À ce trio, il faudrait évidemment ajouter le nom de Nassuf Djailani. Né à Mayotte en 1981, il a poursuivi sa scolarité en France où il réside, ce qui ne l’empêche en rien de s’inquiéter du sort de son archipel. Ces préoccupations et ses valeurs métisses lui ont inspiré un recueil de poèmes, Naître ici, publié en 2019 par les très belles éditions Bruno Doucet et lauréat du Prix Fetkann Maryse Condé en 2020. Ces textes ne représentent que la partie émergée de l’iceberg, Nassuf Djailani est en effet l’auteur d’une dizaine de titres parus chez L’Harmattan (Se résoudre à filer vers le Sud, 2012), au Passage(s) (Bob, 2016) et surtout chez Komedit (Roucoulement, 2013, Comorian Vertigo, 2017, etc.). Son ensemble de nouvelles au titre somptueux, L’Irrésistible nécessité de mordre dans une mangue (2020), offre la chance rare de découvrir Mayotte par ses yeux.

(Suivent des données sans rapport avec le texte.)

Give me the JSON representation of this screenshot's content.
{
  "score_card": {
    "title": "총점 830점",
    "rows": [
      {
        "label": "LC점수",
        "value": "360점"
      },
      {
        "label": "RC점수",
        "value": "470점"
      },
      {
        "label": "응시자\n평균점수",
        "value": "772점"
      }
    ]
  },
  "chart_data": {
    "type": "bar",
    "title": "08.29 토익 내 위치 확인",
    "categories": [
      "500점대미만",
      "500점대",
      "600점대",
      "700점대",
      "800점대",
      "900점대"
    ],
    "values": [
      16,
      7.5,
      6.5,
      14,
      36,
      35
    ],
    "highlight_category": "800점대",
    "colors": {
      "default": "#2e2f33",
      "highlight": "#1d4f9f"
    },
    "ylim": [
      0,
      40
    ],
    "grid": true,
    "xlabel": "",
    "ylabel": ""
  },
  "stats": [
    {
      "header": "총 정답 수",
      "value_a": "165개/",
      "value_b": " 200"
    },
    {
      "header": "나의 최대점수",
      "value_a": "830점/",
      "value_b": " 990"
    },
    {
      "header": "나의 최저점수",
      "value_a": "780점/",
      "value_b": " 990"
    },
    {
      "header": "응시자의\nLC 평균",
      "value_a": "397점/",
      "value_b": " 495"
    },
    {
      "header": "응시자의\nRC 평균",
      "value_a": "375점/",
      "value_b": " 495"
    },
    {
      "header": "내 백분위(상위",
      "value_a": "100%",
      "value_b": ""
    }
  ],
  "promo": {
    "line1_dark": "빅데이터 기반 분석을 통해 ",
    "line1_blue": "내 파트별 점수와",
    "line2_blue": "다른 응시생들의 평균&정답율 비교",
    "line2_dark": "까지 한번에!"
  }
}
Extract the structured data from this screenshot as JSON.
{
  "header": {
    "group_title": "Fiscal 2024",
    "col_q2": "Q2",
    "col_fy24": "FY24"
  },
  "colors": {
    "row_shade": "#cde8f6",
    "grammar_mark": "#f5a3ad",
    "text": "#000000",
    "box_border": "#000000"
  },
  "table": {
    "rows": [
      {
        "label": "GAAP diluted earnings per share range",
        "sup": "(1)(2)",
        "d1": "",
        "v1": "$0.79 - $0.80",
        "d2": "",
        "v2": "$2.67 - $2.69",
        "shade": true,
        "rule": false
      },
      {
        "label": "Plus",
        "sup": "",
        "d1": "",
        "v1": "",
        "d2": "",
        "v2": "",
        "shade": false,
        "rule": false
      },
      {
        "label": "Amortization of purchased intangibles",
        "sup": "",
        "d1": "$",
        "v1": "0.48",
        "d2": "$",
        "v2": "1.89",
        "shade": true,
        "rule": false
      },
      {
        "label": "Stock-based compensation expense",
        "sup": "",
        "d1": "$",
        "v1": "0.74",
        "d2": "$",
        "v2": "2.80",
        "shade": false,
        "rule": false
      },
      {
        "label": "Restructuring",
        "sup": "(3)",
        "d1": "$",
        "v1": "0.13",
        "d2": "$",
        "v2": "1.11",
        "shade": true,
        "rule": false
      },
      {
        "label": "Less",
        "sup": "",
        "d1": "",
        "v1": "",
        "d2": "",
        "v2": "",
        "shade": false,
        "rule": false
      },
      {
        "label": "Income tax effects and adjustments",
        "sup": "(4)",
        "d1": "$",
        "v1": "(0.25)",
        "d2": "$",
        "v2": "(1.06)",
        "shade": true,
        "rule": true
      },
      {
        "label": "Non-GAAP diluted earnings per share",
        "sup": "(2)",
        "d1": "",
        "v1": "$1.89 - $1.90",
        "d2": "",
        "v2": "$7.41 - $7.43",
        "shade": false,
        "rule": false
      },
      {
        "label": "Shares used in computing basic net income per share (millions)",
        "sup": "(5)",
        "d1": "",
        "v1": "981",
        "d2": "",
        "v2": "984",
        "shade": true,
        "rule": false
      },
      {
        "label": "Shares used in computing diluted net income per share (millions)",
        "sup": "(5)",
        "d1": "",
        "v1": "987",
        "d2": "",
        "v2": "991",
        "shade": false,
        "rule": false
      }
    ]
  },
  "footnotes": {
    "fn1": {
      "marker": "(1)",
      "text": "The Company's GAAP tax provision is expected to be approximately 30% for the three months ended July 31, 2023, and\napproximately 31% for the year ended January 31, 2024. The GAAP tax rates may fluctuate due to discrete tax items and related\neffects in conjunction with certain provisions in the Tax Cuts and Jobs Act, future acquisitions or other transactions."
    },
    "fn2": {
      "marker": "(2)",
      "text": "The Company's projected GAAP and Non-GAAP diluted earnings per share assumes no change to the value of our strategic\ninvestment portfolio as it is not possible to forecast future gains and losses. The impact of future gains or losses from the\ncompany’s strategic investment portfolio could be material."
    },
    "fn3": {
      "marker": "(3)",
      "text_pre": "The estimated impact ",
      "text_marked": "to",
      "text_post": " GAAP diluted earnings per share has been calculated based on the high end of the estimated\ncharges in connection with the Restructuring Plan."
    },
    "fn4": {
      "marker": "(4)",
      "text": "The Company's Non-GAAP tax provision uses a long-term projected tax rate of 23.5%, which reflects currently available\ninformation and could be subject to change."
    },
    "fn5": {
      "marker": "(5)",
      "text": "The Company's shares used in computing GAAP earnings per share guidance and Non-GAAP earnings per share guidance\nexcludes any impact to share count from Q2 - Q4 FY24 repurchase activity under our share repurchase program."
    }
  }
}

Ce bel élan pris par la littérature mahoraise semble confirmé par la création d’une Agence régionale pour le livre et la lecture en 2015 qui avait initié une résidence à destination des auteurs jeunesse, mais aussi par le lancement en 2017 d’un Salon du Livre et, en 2019, par la naissance d’un Club des écrivains et des amis du livre (CEAL) présidé par Soulaimana Noussoura. Par ailleurs, des ouvrages de références commencent à paraître, à l’exemple de Les Littératures francophones de l’archipel des Comores (Classiques Garnier) qui laisse la part belle à Mayotte et compte au nombre de ses contributeurs Linda Rasoamanana, Buata B. Malela ou encore Rémi A. Tchokothe, et plusieurs sites Internet suivent l’actualité littéraire de près, à l’image de www.revueprojectiles.com ou du blog www.muzdalifahouse.com. Pour conclure, tout en espérant que la crise sanitaire ne freine pas les bonnes volontés et que les efforts entrepris pour amener la nouvelle génération à l’écriture aboutissent, il est en tout cas appréciable de constater que des femmes prennent à leur tour la plume, comme le prouve le concours « Écrire au féminin » coorganisé en 2020 par la DLLP (Direction du livre et de la lecture publique) et par la Délégation régionale des droits des femmes. Si étrangement la lauréate (Yasmina Aouny, avec La Cause) a candidaté sous pseudonyme masculin (Abdoul Fouadi), cela ne peut faire oublier que depuis le début des années 2000, les femmes ont repris le combat des dénonciations des violences dont elles sont victimes, tout d’abord entamé par les hommes. Ainsi, généralement sous couvert de fictions, elles n’hésitent plus à livrer leur histoire, lui accordant une portée universelle et se faisant les porte-parole de la cause féministe. Citons par exemple Laoura Ahmed qui a signé un conte (Le Contenu de la fiole, éditions Société des écrivains, 2006) mais aussi une thèse sur le droit coutumier dans le mariage (La Construction d’un système juridique), Zahara Silahi, Rihana Hamidouna, Séline Soula, Rozette Yssouf, etc.